Actually, there are two major impediments to my writing the blog: the first is choosing which pictures to use, the second is internet access. I find myself skulking near the AC/DC Production Office with a laptop, furtively crunching my photos into her WordPress.
Caterers brush past, furnishing dressing rooms with drinks and nibbles. Other drivers clog up the corridor, seeking fresh towels and bothering me. It’s a little like a school excursion – always somebody to have a natter with.
Bulgaria, then. Nambian and I were last seen narrowly avoiding a larcenous fine for speeding. Another of our drivers, who shall remain nameless, had not just a picture card up his sleeve for the police, but an ace.
Travelling even faster than I had been – with glasses perched on the end of his nose, and a map on the steering wheel – he skidded to a standstill a full two hundred yards past the checkpoint.

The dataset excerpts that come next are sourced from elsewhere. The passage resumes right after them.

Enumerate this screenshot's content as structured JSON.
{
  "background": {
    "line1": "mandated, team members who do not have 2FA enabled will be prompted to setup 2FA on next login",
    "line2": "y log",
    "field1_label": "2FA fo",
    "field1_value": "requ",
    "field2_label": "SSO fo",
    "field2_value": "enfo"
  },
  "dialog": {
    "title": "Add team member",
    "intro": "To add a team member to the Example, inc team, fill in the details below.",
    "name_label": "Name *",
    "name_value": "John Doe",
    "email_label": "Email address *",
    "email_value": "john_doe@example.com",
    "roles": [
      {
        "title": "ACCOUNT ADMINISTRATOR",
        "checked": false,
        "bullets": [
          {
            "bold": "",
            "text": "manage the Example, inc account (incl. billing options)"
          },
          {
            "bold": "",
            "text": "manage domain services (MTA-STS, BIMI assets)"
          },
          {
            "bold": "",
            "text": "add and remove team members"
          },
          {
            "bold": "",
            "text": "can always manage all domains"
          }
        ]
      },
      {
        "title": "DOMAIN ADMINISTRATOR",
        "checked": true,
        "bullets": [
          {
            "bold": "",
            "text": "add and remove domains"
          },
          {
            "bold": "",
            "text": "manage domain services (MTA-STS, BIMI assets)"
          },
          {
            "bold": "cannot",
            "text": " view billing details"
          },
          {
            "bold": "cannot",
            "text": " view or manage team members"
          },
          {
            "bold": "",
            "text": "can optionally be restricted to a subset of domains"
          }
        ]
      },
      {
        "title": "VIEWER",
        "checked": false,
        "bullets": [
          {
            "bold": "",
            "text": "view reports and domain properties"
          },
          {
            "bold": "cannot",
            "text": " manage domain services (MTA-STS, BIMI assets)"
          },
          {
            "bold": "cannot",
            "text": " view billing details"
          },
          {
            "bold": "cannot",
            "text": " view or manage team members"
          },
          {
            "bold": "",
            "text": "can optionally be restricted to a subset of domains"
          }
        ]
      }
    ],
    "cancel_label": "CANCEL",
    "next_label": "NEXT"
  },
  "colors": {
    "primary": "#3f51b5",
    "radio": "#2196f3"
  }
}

‘Too fast,’ was the predictable opener. Face suffused with mock remorse, this was my colleague’s reply: ‘I’m really, really sorry, and I promise never to do it again.’ Remarkably, this did the trick. He was on his way again, scot-free. Unbelievable. Perhaps I needn’t have signed that CD after all.
Meanwhile, I ordered coffee at a Shell garage while filling up with diesel. A lot of diesel. Bulgaria has one of those tiresome rules allowing international trucks to bring in a maximum of 200 litres when entering their borders. This is in practice rarely checked, but to be on the safe side we’d arrived with fuel gauges at the top of the red. Big trucks have big tanks – and big drivers, without naming names – so Namibian and I dispensed 900 litres apiece from the pumps.

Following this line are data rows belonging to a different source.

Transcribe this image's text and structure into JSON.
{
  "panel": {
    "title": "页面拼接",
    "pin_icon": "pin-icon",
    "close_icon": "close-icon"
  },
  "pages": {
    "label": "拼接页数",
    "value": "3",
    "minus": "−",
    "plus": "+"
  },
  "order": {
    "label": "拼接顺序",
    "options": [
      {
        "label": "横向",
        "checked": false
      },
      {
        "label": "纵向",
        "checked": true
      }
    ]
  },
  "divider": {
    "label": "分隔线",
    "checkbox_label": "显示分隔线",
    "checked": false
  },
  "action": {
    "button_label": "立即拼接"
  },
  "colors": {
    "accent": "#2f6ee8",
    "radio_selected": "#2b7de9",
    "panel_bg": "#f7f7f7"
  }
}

The cashier presented me with a bill of 0.79 “shitters” for the coffee, presaging rather an awkward situation. Neither of us had a Bulgarian lev to our name, and, more to the point, after purchasing nigh on two tons of fuel, it seemed reasonable to expect a free cuppa.
The cashier disagreed, thrusting the bill further across the counter, as though I hadn’t haughtily, naughtily ignored it. ‘Oh, do stop being absurd,’ I proposed diplomatically as he began to chase us out of the service area, foaming unattractively.
The remainder of the journey went without hitch, although “smoothly” would be a poor description given the road network in this country. Sofia’s ring is rough (now if that’s not a double entendre I shall eat my hat), her surface pocked beyond belief. Seriously, you wouldn’t believe it is a European city’s orbital.
Waiting for us at Vassil Levski National Stadium was German Holger, adopting his usual appalling posture and holding both a tin of beer and a roll-up. ‘What is “pretending” meaning?’ he asked. Little Dick and I conferred before offering an explanation and an example of its use.
Holger proffered a sandaled foot, vociferously drawing attention to the nakedness of his toes. ‘No socks, look,’ he boasted. ‘So I am pretending to be British.’